Mas há melhor. O sobrenome Qualley pode não fazer soar muitas campainhas mas, se atirarmos para a equação o nome Andie McDowell, talvez seja mais fácil perceber de onde vem o talento da protagonista de “Criada”. E é exatamente Andie McDowell o segredo mais bem guardado da produção da Netflix. Mãe e filha da vida real são mãe e filha nesta ficção e Paula é bem capaz de ser uma das melhores personagens de sempre de McDowell. Ela é uma artista que nunca vai muito longe. Espalhafatosa, perita em escolher homens que não prestam, desequilibrada e bipolar sem qualquer controlo ou medicação, é constantemente um problema e uma fonte de preocupações para Alex. Por outro lado, quando está com a neta, Maddy, é divertida e afetuosa. Os picos de humor são constantes, traduzem-se em momentos duros e profundamente tristes e a química entre as duas atrizes torna tudo autêntico.
E depois há personagens que fazem de nós, espectadores, bipolares — porque tanto conseguimos odiar como sentir pena e torcer para que um qualquer milagre aconteça. Sean (Nick Robinson) é o namorado alcoólico e violento de quem Alex se afasta logo no início. No entanto, essa firmeza na decisão vai-se esfumando quando ele parece estar a tentar curar-se, quando mostra preocupar-se com Paula e, mais do que isso, por ser a única família que Alex realmente teve nos últimos anos. De repente, Alex baixa as barreiras mas não demora muito até Sean revelar de novo todos os seus demónios.
Os abusos psicológicos, nos quais Sean é mestre, são muito mais difíceis de provar do que os físicos. Como a própria Alex diz, não há nódoas como testemunhas. E o facto de não existirem é quase equivalente à velha história do “não há corpo, não há crime”. Nada do que Sean faz é desculpável mas o sofrimento da personagem, que ao menos tem o discernimento de perceber o que está a fazer à filha, está lá e desperta em nós empatia — já no caso do pai de Alex, Hank (Billy Burke), não há absolutamente nada que ajude a entender a frieza e a forma robótica com que encara situações graves.
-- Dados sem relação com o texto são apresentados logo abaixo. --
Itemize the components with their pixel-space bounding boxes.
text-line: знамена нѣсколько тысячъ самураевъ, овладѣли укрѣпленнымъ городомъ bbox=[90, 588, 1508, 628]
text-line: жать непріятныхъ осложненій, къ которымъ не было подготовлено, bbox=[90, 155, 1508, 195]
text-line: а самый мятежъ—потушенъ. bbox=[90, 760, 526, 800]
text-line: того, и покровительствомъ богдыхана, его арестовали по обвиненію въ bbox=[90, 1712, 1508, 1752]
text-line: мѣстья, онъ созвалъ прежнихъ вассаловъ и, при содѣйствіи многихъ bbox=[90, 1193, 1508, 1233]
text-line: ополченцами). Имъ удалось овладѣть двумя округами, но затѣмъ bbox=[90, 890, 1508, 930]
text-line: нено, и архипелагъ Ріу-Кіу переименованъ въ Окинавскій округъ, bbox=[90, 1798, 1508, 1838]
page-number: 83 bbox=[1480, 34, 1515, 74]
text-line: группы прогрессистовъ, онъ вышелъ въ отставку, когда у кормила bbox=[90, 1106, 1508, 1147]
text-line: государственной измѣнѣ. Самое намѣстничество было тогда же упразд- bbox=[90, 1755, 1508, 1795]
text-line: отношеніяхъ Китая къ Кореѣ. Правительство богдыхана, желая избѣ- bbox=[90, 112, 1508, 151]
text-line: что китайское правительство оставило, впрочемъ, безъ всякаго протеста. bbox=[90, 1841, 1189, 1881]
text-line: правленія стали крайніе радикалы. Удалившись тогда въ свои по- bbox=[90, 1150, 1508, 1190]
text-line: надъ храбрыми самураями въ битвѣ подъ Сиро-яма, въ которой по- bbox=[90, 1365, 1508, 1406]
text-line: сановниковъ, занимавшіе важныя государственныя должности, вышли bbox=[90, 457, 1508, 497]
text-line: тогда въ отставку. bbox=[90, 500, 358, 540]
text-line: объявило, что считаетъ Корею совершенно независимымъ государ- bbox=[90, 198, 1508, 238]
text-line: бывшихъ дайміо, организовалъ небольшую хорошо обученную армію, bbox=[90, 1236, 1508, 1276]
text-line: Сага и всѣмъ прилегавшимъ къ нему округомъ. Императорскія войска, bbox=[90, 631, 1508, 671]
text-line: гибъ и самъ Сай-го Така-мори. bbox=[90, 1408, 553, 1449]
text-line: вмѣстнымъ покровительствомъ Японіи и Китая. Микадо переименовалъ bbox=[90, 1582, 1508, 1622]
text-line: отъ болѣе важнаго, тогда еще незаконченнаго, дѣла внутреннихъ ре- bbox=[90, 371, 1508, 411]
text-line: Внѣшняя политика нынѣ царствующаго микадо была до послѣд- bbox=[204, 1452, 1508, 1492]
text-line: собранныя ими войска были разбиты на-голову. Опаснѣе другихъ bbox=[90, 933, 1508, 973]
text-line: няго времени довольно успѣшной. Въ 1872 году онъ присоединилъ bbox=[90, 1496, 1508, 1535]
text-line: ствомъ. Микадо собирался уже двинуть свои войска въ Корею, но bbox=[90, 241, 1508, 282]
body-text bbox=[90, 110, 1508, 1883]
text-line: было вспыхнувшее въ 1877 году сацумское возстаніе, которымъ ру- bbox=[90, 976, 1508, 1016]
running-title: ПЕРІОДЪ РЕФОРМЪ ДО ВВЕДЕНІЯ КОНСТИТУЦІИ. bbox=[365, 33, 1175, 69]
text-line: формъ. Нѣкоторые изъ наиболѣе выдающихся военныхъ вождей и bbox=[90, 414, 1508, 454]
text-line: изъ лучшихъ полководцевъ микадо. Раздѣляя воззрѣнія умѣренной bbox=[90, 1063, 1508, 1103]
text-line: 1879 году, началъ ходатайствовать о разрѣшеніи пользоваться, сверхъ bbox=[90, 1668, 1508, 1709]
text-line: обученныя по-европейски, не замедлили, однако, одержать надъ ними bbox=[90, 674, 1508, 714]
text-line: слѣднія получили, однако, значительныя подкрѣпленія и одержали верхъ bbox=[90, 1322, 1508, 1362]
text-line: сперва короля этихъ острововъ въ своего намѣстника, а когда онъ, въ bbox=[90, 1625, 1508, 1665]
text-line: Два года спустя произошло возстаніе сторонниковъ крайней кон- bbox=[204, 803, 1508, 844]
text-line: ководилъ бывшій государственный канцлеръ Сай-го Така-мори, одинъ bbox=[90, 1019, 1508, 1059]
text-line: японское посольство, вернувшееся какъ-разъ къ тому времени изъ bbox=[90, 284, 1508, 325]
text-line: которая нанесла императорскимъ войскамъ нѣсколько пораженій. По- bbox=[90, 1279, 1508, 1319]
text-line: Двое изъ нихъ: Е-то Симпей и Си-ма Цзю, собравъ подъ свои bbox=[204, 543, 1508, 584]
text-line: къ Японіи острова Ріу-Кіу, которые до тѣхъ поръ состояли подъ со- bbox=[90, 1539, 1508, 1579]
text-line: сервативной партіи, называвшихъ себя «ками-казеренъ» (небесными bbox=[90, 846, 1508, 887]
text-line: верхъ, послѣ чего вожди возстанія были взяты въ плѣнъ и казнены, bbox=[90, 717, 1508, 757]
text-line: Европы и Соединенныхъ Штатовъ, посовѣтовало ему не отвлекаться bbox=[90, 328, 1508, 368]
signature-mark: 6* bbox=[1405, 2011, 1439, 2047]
Regra geral, Margaret Qualley faz o trabalho duro (anda tudo à volta de Alex, das suas experiências e perspetivas) mas há outras personagens femininas fortes e fulcrais na narrativa. Regina (Anika Noni Rose) e Danielle (Aimee Carrero): a primeira uma rica fria e sem noção da classe baixa, a segunda uma sobrevivente de violência doméstica, ambas são amigas improváveis que têm responsabilidade no rumo que a vida de Alex toma. A adaptação de Molly Smith Metzler funciona na perfeição, tanto em pormenores que parecem banais como várias cenas seguidas que mostram dias atrás de dias sempre iguais — afinal, não é mais ou menos assim a rotina para toda a gente? —, como nos devaneios da protagonista que são representados de forma literal. “Criada” é uma história de sobrevivência e resiliência, mas também de amor, nem sempre manifestado da forma mais comum, mas honesto em cada minuto.